A Dose Of Filmmaking Education
There's no set formula for film production courses. Things are always changing. If there were a lot of people who knew everything, there wouldn't be so many companies that go in and out of financial trouble and so many movies that fail. Sequence, SMU teaches a course on film-maker survival.
"When I got out of Iowa, I did not even know where to rent equipment," Don Pasquella says. "I didn't know you could rent equipment. I didn't know how to do a budget. I could no more do a budget than I could fly out of this room. I knew (Russian film maker Sergei) Eisenstein backwards and forwards. I'd seen (Battleship) Potemkin 12 times, but I didn't know how much Kodak charged to process film." For a small school, SMU boasts an impressive list of well-placed graduates, including Dynasty producer Aaron Spelling and Bram Stoker's Dracula screenwriter Jim Hart. Paul Benz is editing with Oliver Stone on Heaven and Earth. And in Dallas, gaffer Murray Campbell and director of photography Bert Guthrie work constantly.
"We've been at a point where we had a certain level of staff and facilities based on a small number of students," Dr. Worland explains. "And it's hard to get more students unless your program is growing bigger. I think that's starting to happen." In the next few years, SMU will hire more people, he says. "And we're modernizing equipment and getting more facilities. The Greer Garson Theatre with the film archives is really going to help our teaching. That's going to kind of put us on the map."

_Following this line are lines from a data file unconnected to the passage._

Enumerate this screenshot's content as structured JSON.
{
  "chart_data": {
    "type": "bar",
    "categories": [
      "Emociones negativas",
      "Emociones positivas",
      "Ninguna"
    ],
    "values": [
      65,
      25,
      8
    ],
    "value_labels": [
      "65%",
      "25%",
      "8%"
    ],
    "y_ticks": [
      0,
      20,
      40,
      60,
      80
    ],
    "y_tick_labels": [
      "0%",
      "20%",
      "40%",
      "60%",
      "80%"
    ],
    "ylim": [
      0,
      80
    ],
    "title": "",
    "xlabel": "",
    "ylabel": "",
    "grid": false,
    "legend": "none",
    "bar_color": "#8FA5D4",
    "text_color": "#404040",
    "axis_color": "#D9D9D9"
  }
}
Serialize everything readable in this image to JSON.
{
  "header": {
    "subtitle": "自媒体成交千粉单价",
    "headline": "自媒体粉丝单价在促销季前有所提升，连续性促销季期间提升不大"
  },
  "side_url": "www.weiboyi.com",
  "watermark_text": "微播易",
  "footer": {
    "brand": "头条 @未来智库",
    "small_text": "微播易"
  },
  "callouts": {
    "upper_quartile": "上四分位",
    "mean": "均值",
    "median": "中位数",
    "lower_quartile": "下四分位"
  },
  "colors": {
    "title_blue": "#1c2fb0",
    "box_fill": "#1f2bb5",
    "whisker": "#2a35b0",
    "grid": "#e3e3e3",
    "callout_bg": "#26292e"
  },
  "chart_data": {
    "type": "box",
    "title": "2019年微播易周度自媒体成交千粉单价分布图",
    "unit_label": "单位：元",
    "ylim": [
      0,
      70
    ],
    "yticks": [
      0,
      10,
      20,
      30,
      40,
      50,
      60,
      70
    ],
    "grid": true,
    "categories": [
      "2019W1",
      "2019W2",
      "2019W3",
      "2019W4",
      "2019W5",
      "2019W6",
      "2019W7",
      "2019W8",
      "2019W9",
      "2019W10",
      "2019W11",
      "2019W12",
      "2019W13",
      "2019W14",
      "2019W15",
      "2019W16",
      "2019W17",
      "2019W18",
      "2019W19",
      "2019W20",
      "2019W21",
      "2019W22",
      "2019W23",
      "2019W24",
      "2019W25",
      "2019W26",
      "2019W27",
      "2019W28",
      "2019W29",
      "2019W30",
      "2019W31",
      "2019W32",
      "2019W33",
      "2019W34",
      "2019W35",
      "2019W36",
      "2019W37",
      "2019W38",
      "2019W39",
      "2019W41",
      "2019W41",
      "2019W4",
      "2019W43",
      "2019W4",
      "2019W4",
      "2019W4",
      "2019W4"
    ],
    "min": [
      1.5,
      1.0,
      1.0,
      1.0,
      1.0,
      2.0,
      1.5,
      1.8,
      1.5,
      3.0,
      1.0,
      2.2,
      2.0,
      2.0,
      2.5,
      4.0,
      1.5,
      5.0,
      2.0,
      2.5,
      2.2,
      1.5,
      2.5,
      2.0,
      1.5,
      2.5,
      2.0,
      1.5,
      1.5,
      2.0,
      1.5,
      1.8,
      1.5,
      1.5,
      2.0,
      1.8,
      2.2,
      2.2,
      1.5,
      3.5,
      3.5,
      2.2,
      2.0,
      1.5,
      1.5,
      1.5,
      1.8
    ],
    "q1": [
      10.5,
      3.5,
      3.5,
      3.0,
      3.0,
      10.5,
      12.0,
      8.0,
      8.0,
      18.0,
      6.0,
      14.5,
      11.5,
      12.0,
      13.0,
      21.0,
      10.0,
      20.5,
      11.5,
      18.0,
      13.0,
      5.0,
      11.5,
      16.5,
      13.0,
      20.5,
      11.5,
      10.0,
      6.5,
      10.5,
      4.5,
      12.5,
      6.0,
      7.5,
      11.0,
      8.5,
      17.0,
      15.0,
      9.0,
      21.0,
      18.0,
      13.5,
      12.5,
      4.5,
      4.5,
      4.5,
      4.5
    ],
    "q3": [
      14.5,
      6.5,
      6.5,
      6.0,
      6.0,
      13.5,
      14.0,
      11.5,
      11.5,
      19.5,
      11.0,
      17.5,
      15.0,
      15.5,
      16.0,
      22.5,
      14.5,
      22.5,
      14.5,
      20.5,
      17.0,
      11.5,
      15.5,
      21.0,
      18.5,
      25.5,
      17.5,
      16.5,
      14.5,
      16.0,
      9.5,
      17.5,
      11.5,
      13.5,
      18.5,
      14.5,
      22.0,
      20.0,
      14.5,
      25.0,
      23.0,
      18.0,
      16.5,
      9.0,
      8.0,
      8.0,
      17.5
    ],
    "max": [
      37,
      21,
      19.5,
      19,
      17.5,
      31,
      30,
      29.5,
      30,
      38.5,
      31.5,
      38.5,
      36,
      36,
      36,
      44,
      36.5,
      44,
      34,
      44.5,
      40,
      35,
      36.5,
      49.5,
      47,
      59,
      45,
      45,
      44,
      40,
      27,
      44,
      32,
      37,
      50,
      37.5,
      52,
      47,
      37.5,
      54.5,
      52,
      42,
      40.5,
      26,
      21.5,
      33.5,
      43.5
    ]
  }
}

At the University of North Texas' RTVF department, Chairman John B. Kuiper says the aim is to produce communicators -- "both in the art of film and video and in the discursive, rhetorical sense." A former newspaper photographer, Dr. Kuiper was film archivist at the Library of Congress and the International Museum of Photography at the George Eastman House before joining UNT. And faculty members say he runs a congenial, cooperative department. One of his biggest fans is production teacher Fred Watkins. When the veteran producer arrived at UNT, he says, the class as a whole worked on only one film. "Now we do six films with six directors and producers," he says. Plus this year, RTVF students get a bonus -- the chance to help make a full-length feature budgeted at $ 50,000.
It won't be the first feature on which RTVF students have toiled. Last year, Paramount Pictures' Necessary Roughness filmed on the UNT campus. About 50 RTVF students worked on the rowdy football comedy, and some watched their names roll in the credits. "Back in California, the producers told people how surprised they were at how much the students knew, how they were able to adapt and how hard they worked," says associate professor Ben Levin, an award-winning documentary maker.
But of course not everyone in film school aspires to make features. "In that sense, we're supplying people going into corporate video in the Dallas area,"Dr. Levin says. "Westcott (Communications) has been very aggressive about entertaining interns. Every semester, they come here and give a reception."